What is Special K\"ahler Geometry ?

TL;DR

This paper clarifies the definition of special Kähler geometry in N=2 supersymmetric theories, resolving existing ambiguities and connecting it to moduli spaces of Riemann surfaces and Calabi-Yau manifolds.

Contribution

It establishes equivalences among various definitions of special Kähler geometry and demonstrates their limitations, providing a clearer framework for its application in supersymmetry.

Findings

Clarified the definition of special Kähler geometry.

Showed that earlier definitions are not equivalent or sufficient.

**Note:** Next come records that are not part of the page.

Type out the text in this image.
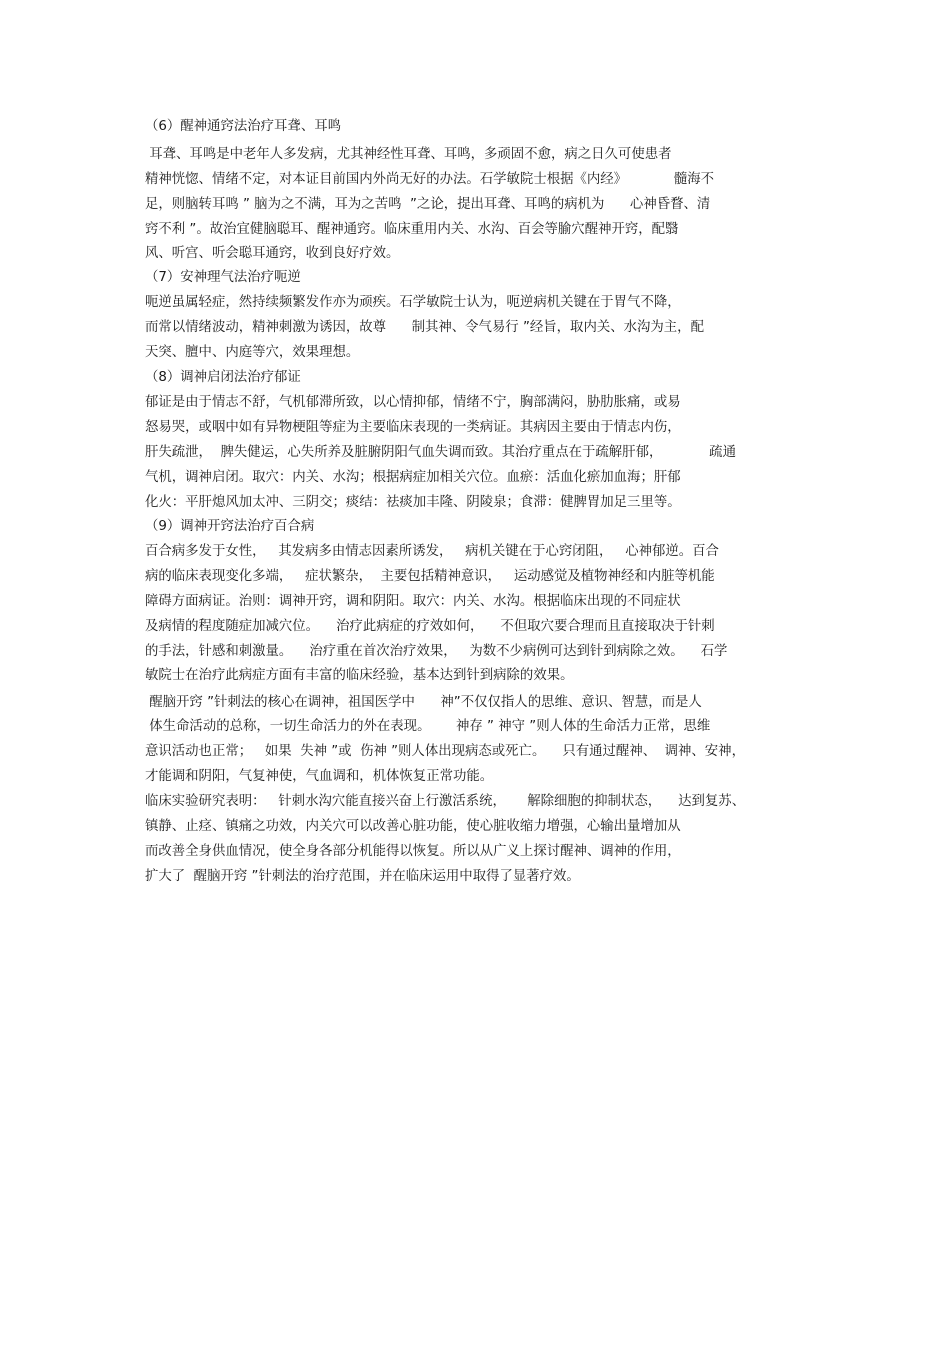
（6）醒神通窍法治疗耳聋、耳鸣
耳聋、耳鸣是中老年人多发病，尤其神经性耳聋、耳鸣，多顽固不愈，病之日久可使患者
精神恍惚、情绪不定，对本证目前国内外尚无好的办法。石学敏院士根据《内经》           髓海不
足，则脑转耳鸣 ” 脑为之不满，耳为之苦鸣  ”之论，提出耳聋、耳鸣的病机为      心神昏瞀、清
窍不利 ”。故治宜健脑聪耳、醒神通窍。临床重用内关、水沟、百会等腧穴醒神开窍，配翳
风、听宫、听会聪耳通窍，收到良好疗效。
（7）安神理气法治疗呃逆
呃逆虽属轻症，然持续频繁发作亦为顽疾。石学敏院士认为，呃逆病机关键在于胃气不降，
而常以情绪波动，精神刺激为诱因，故尊      制其神、令气易行 ”经旨，取内关、水沟为主，配
天突、膻中、内庭等穴，效果理想。
（8）调神启闭法治疗郁证
郁证是由于情志不舒，气机郁滞所致，以心情抑郁，情绪不宁，胸部满闷，胁肋胀痛，或易
怒易哭，或咽中如有异物梗阻等症为主要临床表现的一类病证。其病因主要由于情志内伤，
肝失疏泄，  脾失健运，心失所养及脏腑阴阳气血失调而致。其治疗重点在于疏解肝郁，           疏通
气机，调神启闭。取穴：内关、水沟；根据病症加相关穴位。血瘀：活血化瘀加血海；肝郁
化火：平肝熄风加太冲、三阴交；痰结：祛痰加丰隆、阴陵泉；食滞：健脾胃加足三里等。
（9）调神开窍法治疗百合病
百合病多发于女性，   其发病多由情志因素所诱发，   病机关键在于心窍闭阻，   心神郁逆。百合
病的临床表现变化多端，   症状繁杂，  主要包括精神意识，   运动感觉及植物神经和内脏等机能
障碍方面病证。治则：调神开窍，调和阴阳。取穴：内关、水沟。根据临床出现的不同症状
及病情的程度随症加减穴位。    治疗此病症的疗效如何，    不但取穴要合理而且直接取决于针刺
的手法，针感和刺激量。    治疗重在首次治疗效果，   为数不少病例可达到针到病除之效。    石学
敏院士在治疗此病症方面有丰富的临床经验，基本达到针到病除的效果。
醒脑开窍 ”针刺法的核心在调神，祖国医学中      神”不仅仅指人的思维、意识、智慧，而是人
体生命活动的总称，一切生命活力的外在表现。      神存 ” 神守 ”则人体的生命活力正常，思维
意识活动也正常；   如果  失神 ”或  伤神 ”则人体出现病态或死亡。    只有通过醒神、  调神、安神，
才能调和阴阳，气复神使，气血调和，机体恢复正常功能。
临床实验研究表明：   针刺水沟穴能直接兴奋上行激活系统，     解除细胞的抑制状态，    达到复苏、
镇静、止痉、镇痛之功效，内关穴可以改善心脏功能，使心脏收缩力增强，心输出量增加从
而改善全身供血情况，使全身各部分机能得以恢复。所以从广义上探讨醒神、调神的作用，
扩大了  醒脑开窍 ”针刺法的治疗范围，并在临床运用中取得了显著疗效。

Connected special Kähler geometry to moduli spaces of Riemann surfaces and Calabi-Yau 3-folds.

Abstract

The scalars in vector multiplets of N=2 supersymmetric theories in 4 dimensions exhibit `special Kaehler geometry', related to duality symmetries, due to their coupling to the vectors. In the literature there is some confusion on the definition of special geometry. We show equivalences of some definitions and give examples which show that earlier definitions are not equivalent, and are not sufficient to restrict the Kaehler metric to one that occurs in N=2 supersymmetry. We treat the rigid as well as the local supersymmetry case. The connection is made to moduli spaces of Riemann surfaces and Calabi-Yau 3-folds. The conditions for the existence of a prepotential translate to a condition on the choice of canonical basis of cycles.